Mas na verdade não eram os vasos, e sim o que havia dentro dos vasos.
Despontaram de seus gargalhos escuros e perfeitamente redondos chapéus cônicos, com suas pontas levemente arredondadas. Eram pretos, alguns baixos, quase toucas, outros tão compridos e altos que pareciam postes pendendo nas cabeças que se seguiram após o seu surgimento. E quando Frederico deu por sim, viu que homens estavam brotando dos vasos como flores crescem da terra, vestidos em mortalhas brancas, tinham as faces pintadas de branco e os lábios inferiores pintados de vermelho. Seus olhos estavam vendados por rendas vermelhas de onde pendiam sementinhas vermelhas presas delicadamente por fios nas bordas das vendas. Vinham fazendo estranhos movimentos e formando estranhos símbolos com os dedos, com as mãos: triângulos, círculos, estrelas e pássaros.

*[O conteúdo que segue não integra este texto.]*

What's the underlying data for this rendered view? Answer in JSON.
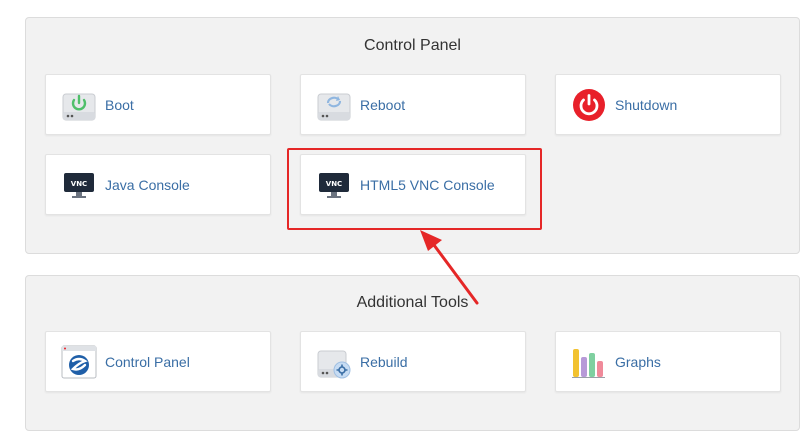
{
  "control_panel": {
    "title": "Control Panel",
    "tiles": [
      {
        "label": "Boot",
        "icon": "power-on-drive-icon"
      },
      {
        "label": "Reboot",
        "icon": "reboot-drive-icon"
      },
      {
        "label": "Shutdown",
        "icon": "shutdown-icon"
      },
      {
        "label": "Java Console",
        "icon": "vnc-monitor-icon",
        "badge": "VNC"
      },
      {
        "label": "HTML5 VNC Console",
        "icon": "vnc-monitor-icon",
        "badge": "VNC"
      }
    ]
  },
  "additional_tools": {
    "title": "Additional Tools",
    "tiles": [
      {
        "label": "Control Panel",
        "icon": "control-panel-window-icon"
      },
      {
        "label": "Rebuild",
        "icon": "rebuild-drive-icon"
      },
      {
        "label": "Graphs",
        "icon": "bar-graph-icon"
      }
    ]
  },
  "annotation": {
    "color": "#e52727"
  },
  "colors": {
    "link": "#3a6ea5",
    "panel_bg": "#f2f2f2",
    "shutdown_red": "#e8202a"
  }
}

E viu-se então que eles estavam levitando para fora dos vasos, pousando delicadamente no piso do salão em seguida. Um a um, eles desceram como se por mágica, postando-se um ao lado do outro, de costas para os vasos de onde haviam saído, às margens do tapete onde Frederico jazia imóvel. Homens, de todos os tamanhos, vindos de vários mundos diferentes, sequestrados pelos espectros em noites tempestuosas para servirem ao seu deus misterioso dentro daquele templo, vestidos como os dervixes sufistas do oriente médio, eles começaram a bater palmas ritmadas enquanto os tambores recomeçavam. Um deles – aquele que possuía a mão com o olho no centro desenhada no chapéu. – deu um passo à frente, fez o estranho gesto com as mãos – um triângulo diante do peito, um círculo ao redor do olho direito e um pássaro entrelaçando os polegares – e falou, para espanto do rapaz, em português.

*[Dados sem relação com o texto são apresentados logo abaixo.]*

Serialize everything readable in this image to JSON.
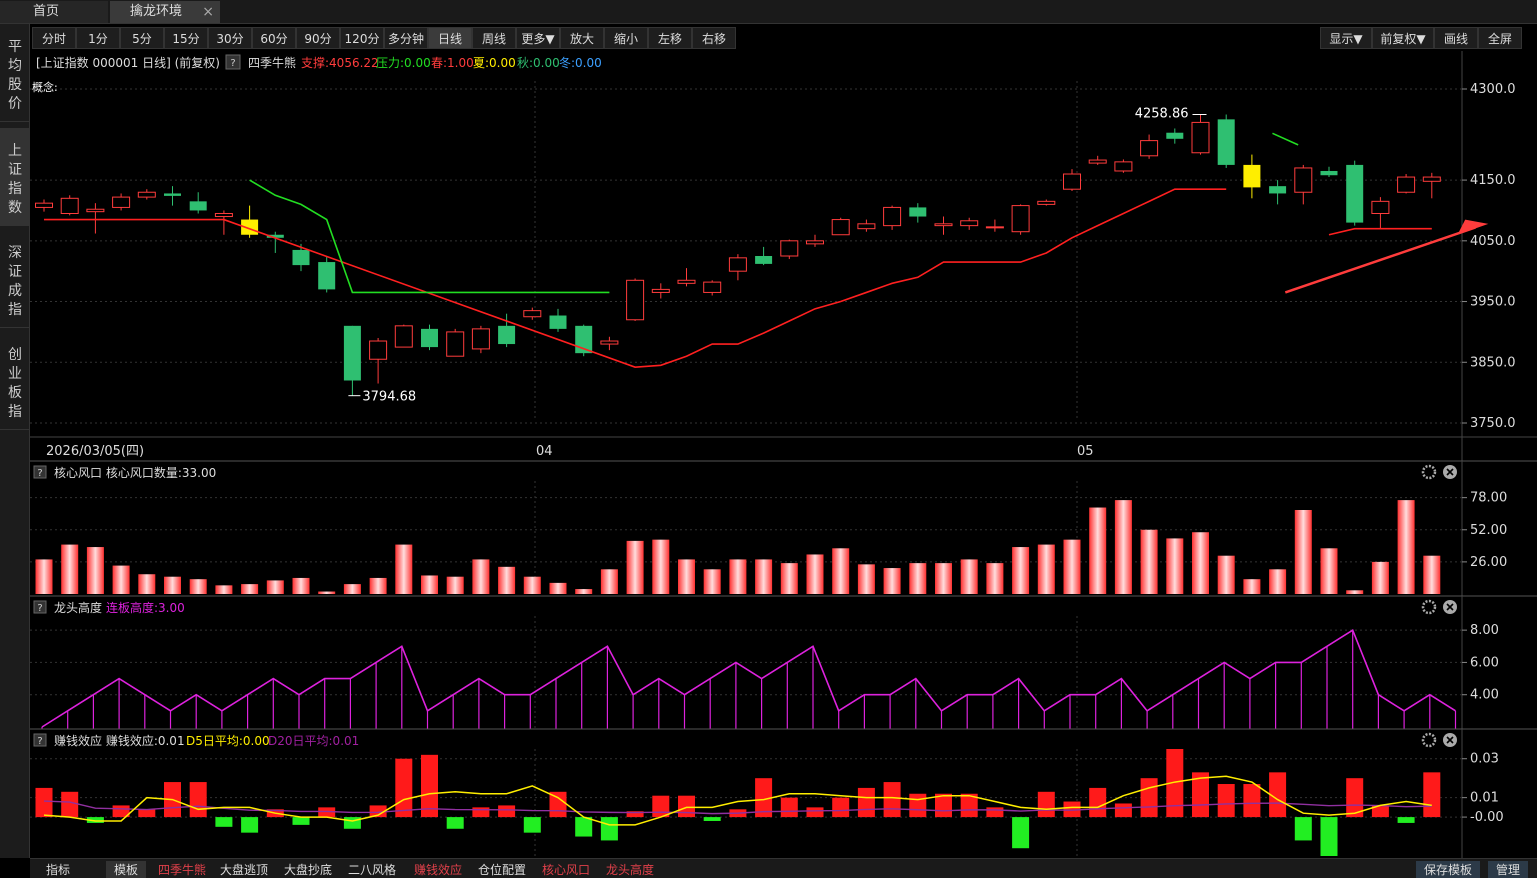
{
  "window_tabs": {
    "home": "首页",
    "env": "擒龙环境",
    "close": "×"
  },
  "left_nav": [
    "平均股价",
    "上证指数",
    "深证成指",
    "创业板指"
  ],
  "toolbar": {
    "periods": [
      "分时",
      "1分",
      "5分",
      "15分",
      "30分",
      "60分",
      "90分",
      "120分",
      "多分钟",
      "日线",
      "周线",
      "更多▼",
      "放大",
      "缩小",
      "左移",
      "右移"
    ],
    "active": "日线",
    "right": [
      "显示▼",
      "前复权▼",
      "画线",
      "全屏"
    ]
  },
  "main_chart": {
    "info_prefix": "[上证指数 000001 日线]  (前复权)",
    "help": "?",
    "indicator_name": "四季牛熊",
    "support": "支撑:4056.22",
    "pressure": "压力:0.00",
    "spring": "春:1.00",
    "summer": "夏:0.00",
    "autumn": "秋:0.00",
    "winter": "冬:0.00",
    "concept": "概念:",
    "date_label": "2026/03/05(四)",
    "month_labels": [
      "04",
      "05"
    ],
    "high_label": "4258.86",
    "low_label": "3794.68",
    "y_ticks": [
      "4300.0",
      "4150.0",
      "4050.0",
      "3950.0",
      "3850.0",
      "3750.0"
    ]
  },
  "panel1": {
    "help": "?",
    "title": "核心风口 核心风口数量:33.00",
    "y_ticks": [
      "78.00",
      "52.00",
      "26.00"
    ]
  },
  "panel2": {
    "help": "?",
    "title": "龙头高度",
    "value": "连板高度:3.00",
    "y_ticks": [
      "8.00",
      "6.00",
      "4.00"
    ]
  },
  "panel3": {
    "help": "?",
    "title": "赚钱效应 赚钱效应:0.01",
    "d5": "D5日平均:0.00",
    "d20": "D20日平均:0.01",
    "y_ticks": [
      "0.03",
      "0.01",
      "-0.00"
    ]
  },
  "bottom": {
    "left": [
      "指标",
      "模板",
      "四季牛熊",
      "大盘逃顶",
      "大盘抄底",
      "二八风格",
      "赚钱效应",
      "仓位配置",
      "核心风口",
      "龙头高度"
    ],
    "right": [
      "保存模板",
      "管理"
    ]
  },
  "colors": {
    "up": "#ff3c3c",
    "down": "#2fbf71",
    "support_line": "#ff2020",
    "pressure_line": "#22dd22",
    "magenta": "#dd22dd",
    "yellow": "#ffee00"
  },
  "chart_data": [
    {
      "type": "candlestick",
      "title": "上证指数 000001 日线",
      "ylim": [
        3750,
        4300
      ],
      "candles": [
        {
          "o": 4105,
          "c": 4112,
          "h": 4118,
          "l": 4098
        },
        {
          "o": 4095,
          "c": 4120,
          "h": 4125,
          "l": 4092
        },
        {
          "o": 4098,
          "c": 4102,
          "h": 4112,
          "l": 4062
        },
        {
          "o": 4105,
          "c": 4122,
          "h": 4128,
          "l": 4100
        },
        {
          "o": 4122,
          "c": 4130,
          "h": 4135,
          "l": 4118
        },
        {
          "o": 4128,
          "c": 4124,
          "h": 4140,
          "l": 4108
        },
        {
          "o": 4115,
          "c": 4100,
          "h": 4130,
          "l": 4095
        },
        {
          "o": 4090,
          "c": 4095,
          "h": 4100,
          "l": 4060
        },
        {
          "o": 4085,
          "c": 4060,
          "h": 4108,
          "l": 4055
        },
        {
          "o": 4060,
          "c": 4055,
          "h": 4065,
          "l": 4030
        },
        {
          "o": 4035,
          "c": 4010,
          "h": 4045,
          "l": 4000
        },
        {
          "o": 4015,
          "c": 3970,
          "h": 4025,
          "l": 3965
        },
        {
          "o": 3910,
          "c": 3820,
          "h": 3910,
          "l": 3795
        },
        {
          "o": 3855,
          "c": 3885,
          "h": 3890,
          "l": 3815
        },
        {
          "o": 3875,
          "c": 3910,
          "h": 3912,
          "l": 3875
        },
        {
          "o": 3905,
          "c": 3875,
          "h": 3912,
          "l": 3870
        },
        {
          "o": 3860,
          "c": 3900,
          "h": 3905,
          "l": 3860
        },
        {
          "o": 3872,
          "c": 3905,
          "h": 3910,
          "l": 3865
        },
        {
          "o": 3910,
          "c": 3880,
          "h": 3930,
          "l": 3875
        },
        {
          "o": 3925,
          "c": 3935,
          "h": 3940,
          "l": 3920
        },
        {
          "o": 3927,
          "c": 3905,
          "h": 3938,
          "l": 3900
        },
        {
          "o": 3910,
          "c": 3865,
          "h": 3912,
          "l": 3860
        },
        {
          "o": 3880,
          "c": 3885,
          "h": 3892,
          "l": 3870
        },
        {
          "o": 3920,
          "c": 3985,
          "h": 3988,
          "l": 3918
        },
        {
          "o": 3965,
          "c": 3970,
          "h": 3980,
          "l": 3955
        },
        {
          "o": 3980,
          "c": 3985,
          "h": 4005,
          "l": 3975
        },
        {
          "o": 3965,
          "c": 3982,
          "h": 3985,
          "l": 3960
        },
        {
          "o": 4000,
          "c": 4022,
          "h": 4028,
          "l": 3985
        },
        {
          "o": 4025,
          "c": 4012,
          "h": 4040,
          "l": 4010
        },
        {
          "o": 4025,
          "c": 4050,
          "h": 4052,
          "l": 4020
        },
        {
          "o": 4045,
          "c": 4050,
          "h": 4060,
          "l": 4040
        },
        {
          "o": 4060,
          "c": 4085,
          "h": 4088,
          "l": 4060
        },
        {
          "o": 4070,
          "c": 4078,
          "h": 4085,
          "l": 4065
        },
        {
          "o": 4075,
          "c": 4105,
          "h": 4108,
          "l": 4068
        },
        {
          "o": 4105,
          "c": 4090,
          "h": 4112,
          "l": 4080
        },
        {
          "o": 4075,
          "c": 4078,
          "h": 4090,
          "l": 4060
        },
        {
          "o": 4075,
          "c": 4083,
          "h": 4088,
          "l": 4068
        },
        {
          "o": 4072,
          "c": 4073,
          "h": 4085,
          "l": 4065
        },
        {
          "o": 4065,
          "c": 4108,
          "h": 4110,
          "l": 4060
        },
        {
          "o": 4110,
          "c": 4115,
          "h": 4118,
          "l": 4108
        },
        {
          "o": 4135,
          "c": 4160,
          "h": 4168,
          "l": 4132
        },
        {
          "o": 4178,
          "c": 4183,
          "h": 4190,
          "l": 4175
        },
        {
          "o": 4165,
          "c": 4180,
          "h": 4184,
          "l": 4162
        },
        {
          "o": 4190,
          "c": 4215,
          "h": 4225,
          "l": 4185
        },
        {
          "o": 4228,
          "c": 4218,
          "h": 4235,
          "l": 4210
        },
        {
          "o": 4195,
          "c": 4245,
          "h": 4258,
          "l": 4192
        },
        {
          "o": 4250,
          "c": 4175,
          "h": 4258,
          "l": 4170
        },
        {
          "o": 4175,
          "c": 4138,
          "h": 4192,
          "l": 4120
        },
        {
          "o": 4140,
          "c": 4128,
          "h": 4150,
          "l": 4110
        },
        {
          "o": 4130,
          "c": 4170,
          "h": 4175,
          "l": 4110
        },
        {
          "o": 4165,
          "c": 4158,
          "h": 4172,
          "l": 4155
        },
        {
          "o": 4175,
          "c": 4080,
          "h": 4182,
          "l": 4075
        },
        {
          "o": 4095,
          "c": 4115,
          "h": 4122,
          "l": 4070
        },
        {
          "o": 4130,
          "c": 4155,
          "h": 4160,
          "l": 4128
        },
        {
          "o": 4148,
          "c": 4155,
          "h": 4162,
          "l": 4120
        }
      ],
      "support_line": [
        [
          0,
          4085
        ],
        [
          7,
          4085
        ],
        [
          23,
          3842
        ],
        [
          24,
          3845
        ],
        [
          25,
          3860
        ],
        [
          26,
          3880
        ],
        [
          27,
          3880
        ],
        [
          28,
          3898
        ],
        [
          29,
          3918
        ],
        [
          30,
          3938
        ],
        [
          31,
          3950
        ],
        [
          32,
          3965
        ],
        [
          33,
          3980
        ],
        [
          34,
          3990
        ],
        [
          35,
          4015
        ],
        [
          36,
          4015
        ],
        [
          37,
          4015
        ],
        [
          38,
          4015
        ],
        [
          39,
          4030
        ],
        [
          40,
          4055
        ],
        [
          41,
          4075
        ],
        [
          42,
          4095
        ],
        [
          43,
          4115
        ],
        [
          44,
          4135
        ],
        [
          45,
          4135
        ],
        [
          46,
          4135
        ],
        [
          49,
          null
        ],
        [
          50,
          4060
        ],
        [
          51,
          4070
        ],
        [
          54,
          4070
        ]
      ],
      "pressure_line": [
        [
          8,
          4150
        ],
        [
          9,
          4125
        ],
        [
          10,
          4110
        ],
        [
          11,
          4085
        ],
        [
          12,
          3965
        ],
        [
          22,
          3965
        ]
      ]
    },
    {
      "type": "bar",
      "title": "核心风口",
      "ylim": [
        0,
        85
      ],
      "values": [
        28,
        40,
        38,
        23,
        16,
        14,
        12,
        7,
        8,
        11,
        13,
        2,
        8,
        13,
        40,
        15,
        14,
        28,
        22,
        14,
        9,
        4,
        20,
        43,
        44,
        28,
        20,
        28,
        28,
        25,
        32,
        37,
        24,
        21,
        25,
        25,
        28,
        25,
        38,
        40,
        44,
        70,
        76,
        52,
        45,
        50,
        31,
        12,
        20,
        68,
        37,
        3,
        26,
        76,
        31
      ]
    },
    {
      "type": "line",
      "title": "龙头高度",
      "ylim": [
        2,
        9
      ],
      "values": [
        2,
        3,
        4,
        5,
        4,
        3,
        4,
        3,
        4,
        5,
        4,
        5,
        5,
        6,
        7,
        3,
        4,
        5,
        4,
        4,
        5,
        6,
        7,
        4,
        5,
        4,
        5,
        6,
        5,
        6,
        7,
        3,
        4,
        4,
        5,
        3,
        4,
        4,
        5,
        3,
        4,
        4,
        5,
        3,
        4,
        5,
        6,
        5,
        6,
        6,
        7,
        8,
        4,
        3,
        4,
        3
      ]
    },
    {
      "type": "bar",
      "title": "赚钱效应",
      "ylim": [
        -0.02,
        0.035
      ],
      "values": [
        0.015,
        0.013,
        -0.003,
        0.006,
        0.004,
        0.018,
        0.018,
        -0.005,
        -0.008,
        0.004,
        -0.004,
        0.005,
        -0.006,
        0.006,
        0.03,
        0.032,
        -0.006,
        0.005,
        0.006,
        -0.008,
        0.013,
        -0.01,
        -0.012,
        0.003,
        0.011,
        0.011,
        -0.002,
        0.004,
        0.02,
        0.01,
        0.005,
        0.01,
        0.015,
        0.018,
        0.012,
        0.012,
        0.012,
        0.005,
        -0.016,
        0.013,
        0.008,
        0.015,
        0.007,
        0.02,
        0.035,
        0.023,
        0.017,
        0.017,
        0.023,
        -0.012,
        -0.02,
        0.02,
        0.006,
        -0.003,
        0.023,
        0.007
      ],
      "d5": [
        0.001,
        0.0,
        -0.002,
        -0.002,
        0.01,
        0.009,
        0.004,
        0.005,
        0.005,
        0.002,
        0.0,
        0.0,
        -0.002,
        0.001,
        0.009,
        0.012,
        0.013,
        0.012,
        0.012,
        0.016,
        0.01,
        0.0,
        -0.004,
        -0.004,
        0.0,
        0.005,
        0.005,
        0.008,
        0.009,
        0.012,
        0.012,
        0.011,
        0.01,
        0.01,
        0.009,
        0.011,
        0.011,
        0.008,
        0.005,
        0.004,
        0.005,
        0.005,
        0.011,
        0.015,
        0.018,
        0.02,
        0.021,
        0.018,
        0.009,
        0.002,
        0.001,
        0.002,
        0.006,
        0.008,
        0.006
      ]
    }
  ]
}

- Saudamos a nossa alteza real, Rei Ousama, O Poderoso, senhor das Terras Proibidas e das Montanhas Cinzentas, senhor dos Espectros e soberano das Cordilheiras, que ungiu e consagrou a oferenda em nome de Lilith, O Sanguinário!

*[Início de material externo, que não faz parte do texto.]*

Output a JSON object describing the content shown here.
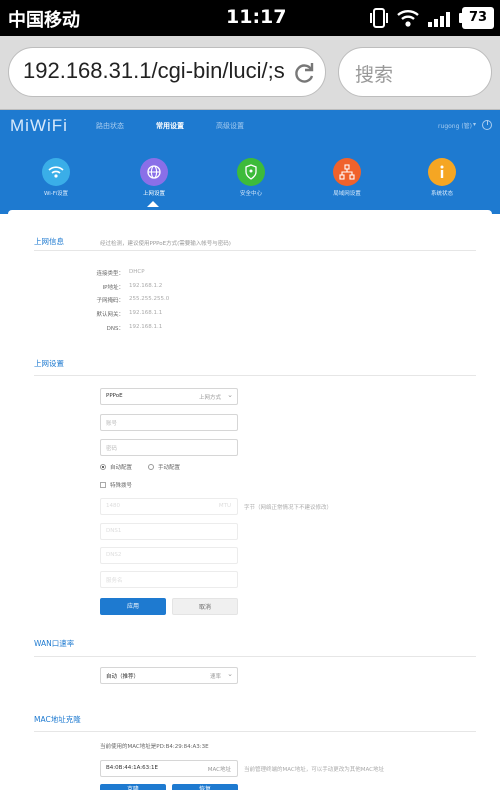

Os outros homens produziram sons estridentes semelhantes aos sons que as muçulmanas fazem quando expressam alegria. Fez-se silêncio. O grande sapo desceu os degraus dourados de forma preguiçosa e sedentária, ofegando e produzindo ruídos de cansaço com a garganta, liberando no ar mais do seu gás verde, e então coaxou mais alto do que nunca, arrebentando as paredes do templo.
- Que comece o Matrimônio Lunar! – gritou o homem.
E as palmas recomeçaram, acompanhando os tambores. Um cântico assustador cheio de sons arrastados, agudos e arrepiantes iniciou-se naquela estranha língua árabe. E eis que eles, que pareciam dervixes, mas não o eram, começaram então a dançar, a girar em círculos no próprio eixo, de braços para o ar, cortando o salão enquanto outros batiam palmas e os tambores do além ribombavam furiosos. Girando como planetas brancos, seus saiões alçavam voo e formavam círculos perfeitos no ar ao redor das suas cinturas, acertando Frederico no rosto por diversas vezes.
O rapaz enfim viu-se perdido no meio daqueles dançarinos giratórios, estando tão tonto quanto eles em sua tentativa de se conectar ao divino, tão confuso, tão desamparado. Pétalas de flores estranhas o atingiram no rosto e óleos aromáticos ungiram a sua pele. Estavam temperando-o, preparando-o para o casamento, preparando o corpo para a oferenda.